Jabuticabas presidenciais

Em rigorosa ordem alfabética para que ninguém fosse considerado além dos demais, os membros do Conselho de Desenvolvimento Econômico e Social tomaram posse solene em suas funções de gerar subsídios ao presidente da República e à nação em matérias relevantes sem, entretanto, usurpar as funções constitucionais do Congresso Nacional. Comportaram-se bem, conforme registra a crônica, quase como colegiais em primeiro dia de aula. Emitiram um documento em que fazem considerações sobre o trabalho que têm pela frente (entre eles, o de “poupar o País de instabilidades sociais e políticas futuras de gravidade”) e ouviram de Lula as admoestações de praxe.

Entre outras, a de que ninguém se considere maior ou menor, mais amigo ou menos amigo, assim como ninguém foi escolhido por se alinhar a este ou àquele pensamento. Todos – dos líderes de sem-terras a banqueiros, dos trabalhadores a empresários ou professores – são competentes. No exórdio, Lula comparou dois pés de jabuticaba que possui: um na chácara, em terra firme, e outro no apartamento, que a mulher Marisa teimou em plantar num vaso, cercando-o de cuidados especiais. O primeiro é estéril; o segundo, entretanto, para sua surpresa, “dá quatro ou cinco vezes por ano (sic) coisa em que este conselho pode se transformar, se quiser”.

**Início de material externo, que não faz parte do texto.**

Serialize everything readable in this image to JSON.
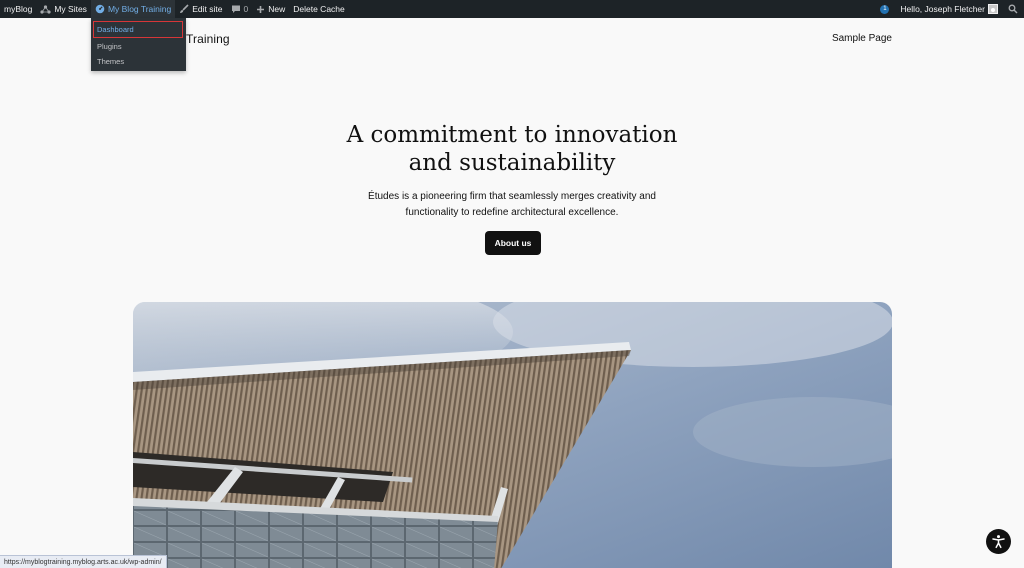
{
  "adminbar": {
    "brand": "myBlog",
    "my_sites": "My Sites",
    "current_site": "My Blog Training",
    "edit_site": "Edit site",
    "comments_count": "0",
    "new_label": "New",
    "delete_cache": "Delete Cache",
    "notification_count": "1",
    "greeting": "Hello, Joseph Fletcher"
  },
  "dropdown": {
    "items": [
      {
        "label": "Dashboard"
      },
      {
        "label": "Plugins"
      },
      {
        "label": "Themes"
      }
    ]
  },
  "site": {
    "title_visible": "Training",
    "nav_link": "Sample Page"
  },
  "hero": {
    "title_line1": "A commitment to innovation",
    "title_line2": "and sustainability",
    "desc_line1": "Études is a pioneering firm that seamlessly merges creativity and",
    "desc_line2": "functionality to redefine architectural excellence.",
    "button_label": "About us"
  },
  "status_url": "https://myblogtraining.myblog.arts.ac.uk/wp-admin/",
  "colors": {
    "adminbar_bg": "#1d2327",
    "adminbar_active": "#72aee6",
    "dropdown_bg": "#2c3338",
    "highlight_border": "#d63638",
    "page_bg": "#f9f9f9",
    "button_bg": "#111111"
  },
  "icons": [
    "network-icon",
    "speedometer-icon",
    "brush-icon",
    "comment-icon",
    "plus-icon",
    "search-icon",
    "accessibility-icon"
  ]
}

A jabuticabeira presidencial, entretanto, tem suas exigências. Além do protesto já feito de ser desigual do ponto de vista do equilíbrio econômico e social, agora surge o das mulheres. Elas descobriram que somam apenas dez dentre o total de 83 integrantes, mesma tendência verificada entre os ministros, onde fazem quatro de 34. O PT – disse a antropóloga Sônia Malheiros, do Centro Feminista de Estudos e Assessoria, tem dificuldade de sair do discurso para a prática. A luta, então, continua. E para evitar males piores, a primeira sugestão já está feita: mudar o nome machista de Câmara dos Deputados para Câmara Federal. É uma “linguagem mais inclusiva”, disseram ao neopresidente João Paulo Cunha…

Voltando às jabuticabas, isto é, às reformas – abacaxi dos conselheiros para os próximos meses – tem-se como certo que algumas delas se comportam de forma desigual. É o caso de integrantes como Antônio Palocci, ministro da Fazenda do governo, que também faz parte do colegiado biônico composto por decreto presidencial com a finalidade de… assessorar o governo. Em sua primeira intervenção ao lado de outra dúzia de colegas, o ministro Palocci foi logo ao que interessa – não ao contribuinte, mas ao Planalto. E avisou que, conquanto a reforma tributária é premente, não existe, nem de longe, a mínima possibilidade de o governo aliviar a carga tributária no bojo da reforma que recomeça a ser debatida e sobre a qual há dúvidas se deve preceder àquela da Previdência ou se precisa ser tocada junto com a trabalhista…

Palocci foi mais claro do que precisava, segundo o relato de um suplente de conselheiro que teve a paciência de anotar trechos de seu discurso: “Não vou mentir para ninguém; vamos ter que achar uma forma de conservar essa arrecadação”. Referia-se à CPMF – Contribuição Provisória sobre Movimentação Financeira que, embora tem “alguma coisa de venenosa para a economia”, é insubstituível para o governo, já que garante uma arrecadação superior a R$ 20 bilhões anuais.

Seria de perguntar ao ministro Palocci e aos demais integrantes do jabuticabal referido por Lula: reformar o que, então? Para ficar tudo como aí está?